Davis: ‘Dual-Eligibles' Thriving in Part D

Rep. Tom Davis, R-Va., ranking member and former chairman of the House Oversight and Government Reform Committee, said today he finds it "hard to understand why our committee continues to focus all its oversight energies on Medicare Part D, which works, and turn a blind eye to Medicare Part A, which we know is in trouble," as the committee prepares for a hearing tomorrow.

The hearing focuses on "dual-eligibles" - low-income seniors who were eligible for prescription-drug insurance under Medicaid before Part D was enacted in 2003. The committee's majority staff, in a report issued in advance of the hearing, accuses pharmaceutical companies of deriving windfall profits on the backs of these seniors.

In fact, according to recent data, profits are trending slightly downward for drug manufacturers serving the dual-eligible market. In addition, numerous surveys by government agencies and others show seniors are exceedingly happy with the program and dual-eligibles have the highest satisfaction rates of all.

Dual-eligibles are so satisfied with Part D, in fact, that many of them are forgoing registering for Medicaid because they can get what they most need - access to affordable prescription drugs - through Part D without all the hassle.

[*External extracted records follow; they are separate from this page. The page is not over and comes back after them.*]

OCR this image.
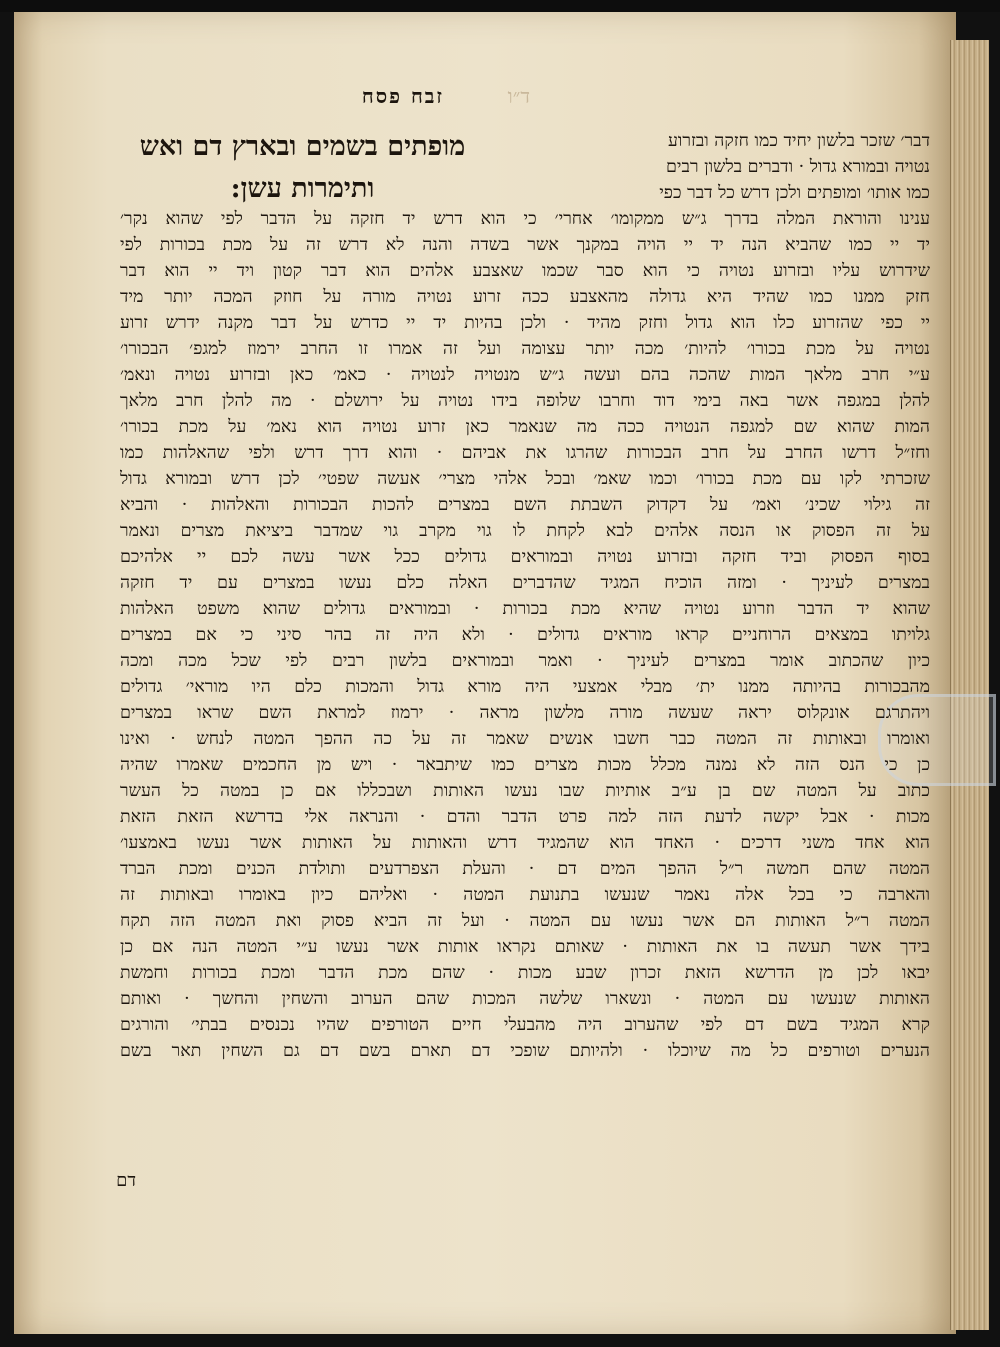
זבח פסח	ד״ו
מופתים בשמים ובארץ דם ואש ותימרות עשן:
דבר׳ שזכר בלשון יחיד כמו חזקה ובזרוע
נטויה ובמורא גדול · ודברים בלשון רבים
כמו אותו׳ ומופתים ולכן דרש כל דבר כפי
ענינו והוראת המלה בדרך ג״ש ממקומו׳ אחרי׳ כי הוא דרש יד חזקה על הדבר לפי שהוא נקר׳
יד יי כמו שהביא הנה יד יי הויה במקנך אשר בשדה והנה לא דרש זה על מכת בכורות לפי
שידרוש עליו ובזרוע נטויה כי הוא סבר שכמו שאצבע אלהים הוא דבר קטון ויד יי הוא דבר
חזק ממנו כמו שהיד היא גדולה מהאצבע ככה זרוע נטויה מורה על חוזק המכה יותר מיד
יי כפי שהזרוע כלו הוא גדול וחזק מהיד · ולכן בהיות יד יי כדרש על דבר מקנה ידרש זרוע
נטויה על מכת בכורו׳ להיות׳ מכה יותר עצומה ועל זה אמרו זו החרב ירמוז למגפ׳ הבכורו׳
ע״י חרב מלאך המות שהכה בהם ועשה ג״ש מנטויה לנטויה · כאמ׳ כאן ובזרוע נטויה ונאמ׳
להלן במגפה אשר באה בימי דוד וחרבו שלופה בידו נטויה על ירושלם · מה להלן חרב מלאך
המות שהוא שם למגפה הנטויה ככה מה שנאמר כאן זרוע נטויה הוא נאמ׳ על מכת בכורו׳
וחז״ל דרשו החרב על חרב הבכורות שהרגו את אביהם · והוא דרך דרש ולפי שהאלהות כמו
שזכרתי לקו עם מכת בכורו׳ וכמו שאמ׳ ובכל אלהי מצרי׳ אעשה שפטי׳ לכן דרש ובמורא גדול
זה גילוי שכינ׳ ואמ׳ על דקדוק השבתת השם במצרים להכות הבכורות והאלהות · והביא
על זה הפסוק או הנסה אלהים לבא לקחת לו גוי מקרב גוי שמדבר ביציאת מצרים ונאמר
בסוף הפסוק וביד חזקה ובזרוע נטויה ובמוראים גדולים ככל אשר עשה לכם יי אלהיכם
במצרים לעיניך · ומזה הוכיח המגיד שהדברים האלה כלם נעשו במצרים עם יד חזקה
שהוא יד הדבר וזרוע נטויה שהיא מכת בכורות · ובמוראים גדולים שהוא משפט האלהות
גלויתו במצאים הרוחניים קראו מוראים גדולים · ולא היה זה בהר סיני כי אם במצרים
כיון שהכתוב אומר במצרים לעיניך · ואמר ובמוראים בלשון רבים לפי שכל מכה ומכה
מהבכורות בהיותה ממנו ית׳ מבלי אמצעי היה מורא גדול והמכות כלם היו מוראי׳ גדולים
ויהתרגם אונקלוס יראה שעשה מורה מלשון מראה · ירמוז למראת השם שראו במצרים
ואומרו ובאותות זה המטה כבר חשבו אנשים שאמר זה על כה ההפך המטה לנחש · ואינו
כן כי הנס הזה לא נמנה מכלל מכות מצרים כמו שיתבאר · ויש מן החכמים שאמרו שהיה
כתוב על המטה שם בן ע״ב אותיות שבו נעשו האותות ושבכללו אם כן במטה כל העשר
מכות · אבל יקשה לדעת הזה למה פרט הדבר והדם · והנראה אלי בדרשא הזאת הזאת
הוא אחד משני דרכים · האחד הוא שהמגיד דרש והאותות על האותות אשר נעשו באמצעו׳
המטה שהם חמשה ר״ל ההפך המים דם · והעלת הצפרדעים ותולדת הכנים ומכת הברד
והארבה כי בכל אלה נאמר שנעשו בתנועת המטה · ואליהם כיון באומרו ובאותות זה
המטה ר״ל האותות הם אשר נעשו עם המטה · ועל זה הביא פסוק ואת המטה הזה תקח
בידך אשר תעשה בו את האותות · שאותם נקראו אותות אשר נעשו ע״י המטה הנה אם כן
יבאו לכן מן הדרשא הזאת זכרון שבע מכות · שהם מכת הדבר ומכת בכורות וחמשת
האותות שנעשו עם המטה · ונשארו שלשה המכות שהם הערוב והשחין והחשך · ואותם
קרא המגיד בשם דם לפי שהערוב היה מהבעלי חיים הטורפים שהיו נכנסים בבתי׳ והורגים
הנערים וטורפים כל מה שיוכלו · ולהיותם שופכי דם תארם בשם דם גם השחין תאר בשם
דם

Moreover, the cost to taxpayers has come in nearly 40 percent lower than original estimates.

"Dual eligibles are thriving in Part D," Davis said. "More economically disadvantaged seniors have access to the drugs their doctors prescribe than ever before in American history. They've learned to love Part D. Good luck trying to use this excuse of purported windfall profits to take it away from them."

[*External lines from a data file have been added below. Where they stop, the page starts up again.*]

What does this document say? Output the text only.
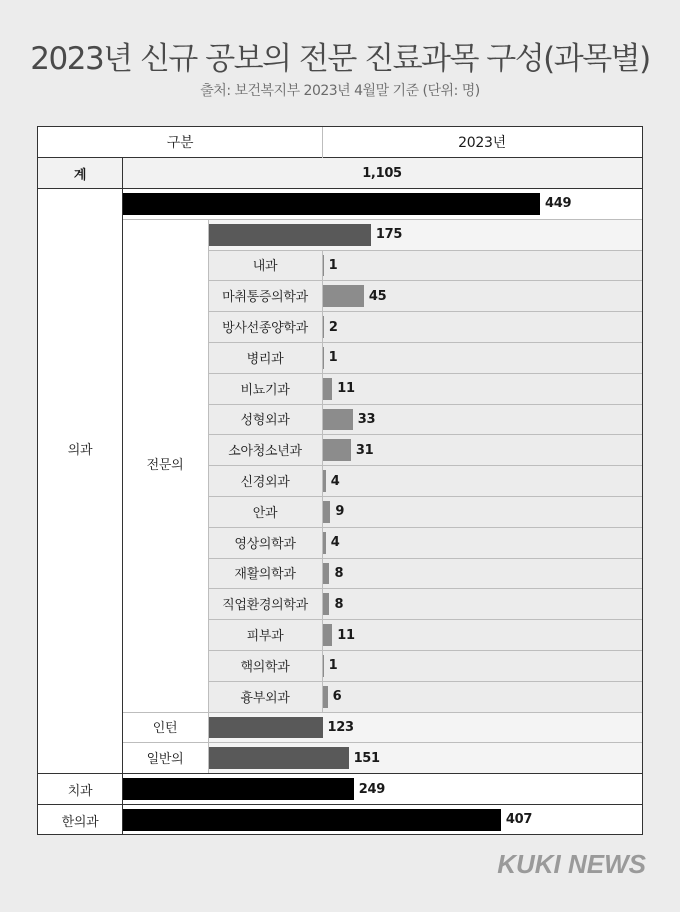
2023년 신규 공보의 전문 진료과목 구성(과목별)
출처: 보건복지부 2023년 4월말 기준 (단위: 명)
구분	2023년
계	1,105
의과
전문의
치과
한의과
449
175
1
내과
45
마취통증의학과
2
방사선종양학과
1
병리과
11
비뇨기과
33
성형외과
31
소아청소년과
4
신경외과
9
안과
4
영상의학과
8
재활의학과
8
직업환경의학과
11
피부과
1
핵의학과
6
흉부외과
123
인턴
151
일반의
249
407
KUKI NEWS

According to a report from the minority committee staff, "Congress was familiar with alternate drug benefit structures already in use by the federal government. The Medicaid drug benefit utilizes statute-based price controls and the Veteran's Administration operates on the basis of a strict centralized formulary, without private pharmacy delivery. Congress rejected those options because the Medicaid model - mandated rebates and discounts - inevitably shifts costs to other payers and the VA model arbitrarily limits access to new and innovative therapies."

The majority contends government pays more for dual-eligibles than it would under a Medicaid-like system of "best price" or 15 percent off manufacturers' average price. But another provision in the bill puts the lie to this contention.

Before Part D, states shared the cost of providing drugs to disadvantaged seniors. When Congress enacted Part D, those who drafted the legislation realized shifting all this cost to the federal government would result in a budget windfall for states. So Congress included a provision that required states to pay to the federal government what it would have spent under Medicaid. At first, the payment amounts were based on historical Medicaid data. Since 2006, they have been indexed to the growth in average per-capita Part D costs.

But since per-capita costs of serving Part D beneficiaries have been so much lower than projected, the amounts states have had to pay has fallen every year since the program was enacted. The same public - the poorest, least healthy and most dependent on prescription drugs in the entire program - is being served. Part D makes more drugs available to seniors and with fewer limits than most state programs. And there is no cost shift to speak of - dual-eligibles receive subsidies that cover the entire costs of their drugs.

The only explanation left is that the market-based system enacted under Part D works better - delivers more drugs at less cost to more seniors than ever took place under Medicaid.

"Here we have a program that has worked better than any of us ever imagined," Davis said. "And we can't hold enough hearings to tear it apart. We should be looking into the parts of Medicare that aren't working well, such as Part A."